Soybean is a major source of vegetable oil and protein worldwide. Globally, India is among the top five producers where soybean is a major oilseed grown under diverse agro-climatic conditions by small and marginal farmers. The present study aims to identify soybean varieties with higher yield levels, resistance to pestdiseases and adaptability to climatic fluctuations.
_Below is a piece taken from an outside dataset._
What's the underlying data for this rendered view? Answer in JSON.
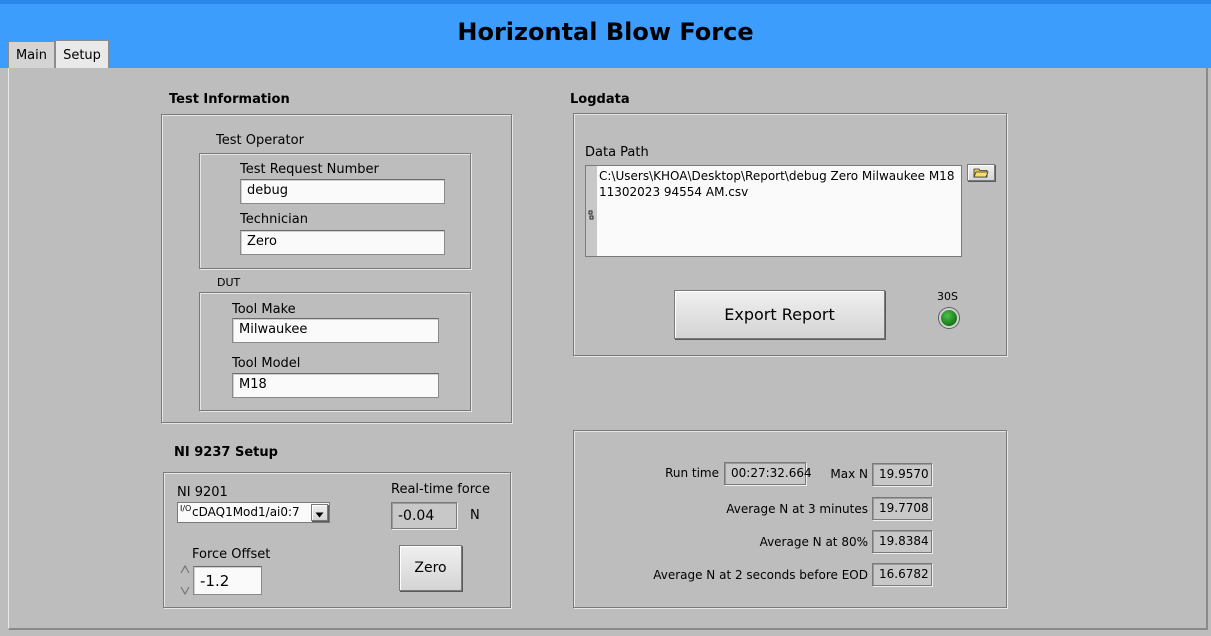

One hundred and twenty-five (125) indigenous and exotic soybean germplasm accessions and five checks were evaluated and characterized for eight agro-morphological traits at five testing locations and also screened for frog-eye leaf spot (FLS) and yellow mosaic virus (YMV) diseases under hot-spot locations during the rainy season. A wide range of variability was observed among accessions for days to 50% flowering (39–59), plant height (41–111 cm), number of nodes/plant (10–30), pod clusters/plant (14–39), number of pods/plant (40–102), days to maturity (96–115), grain yield/plant (4.89–16.54 g) and 100-seed weight (6.02–13.72 g). Among various traits, 100-seed weight (0.45), number of pods/plant (0.60) and number of pod clusters/plant (0.38) were found to be major yield-contributing traits as they exhibited highly significant correlation with grain yield/plant. Principal components PCI and PCII with eigen value >1 accounted for 42.66 and 27.08% of the total variation, respectively. Accessions G24 (EC 393222) from Taiwan and G40 (IMP-1) from the USA belonging to cluster IV were found promising for multiple yield traits and JS 20–38 from cluster III for earliness as per cluster analysis. GGE biplot average environment coordination (AEC) view revealed that the accessions viz., G11 (EC 333872), G2 (EC 251506) and G47 (TNAU-S-55) were the best performing stable genotypes in terms of grain yield/plant across locations. Twelve accessions had a high level of resistance against both FLS and YMV diseases under natural hot-spot conditions which can be utilized as promising donors in the soybean breeding programme.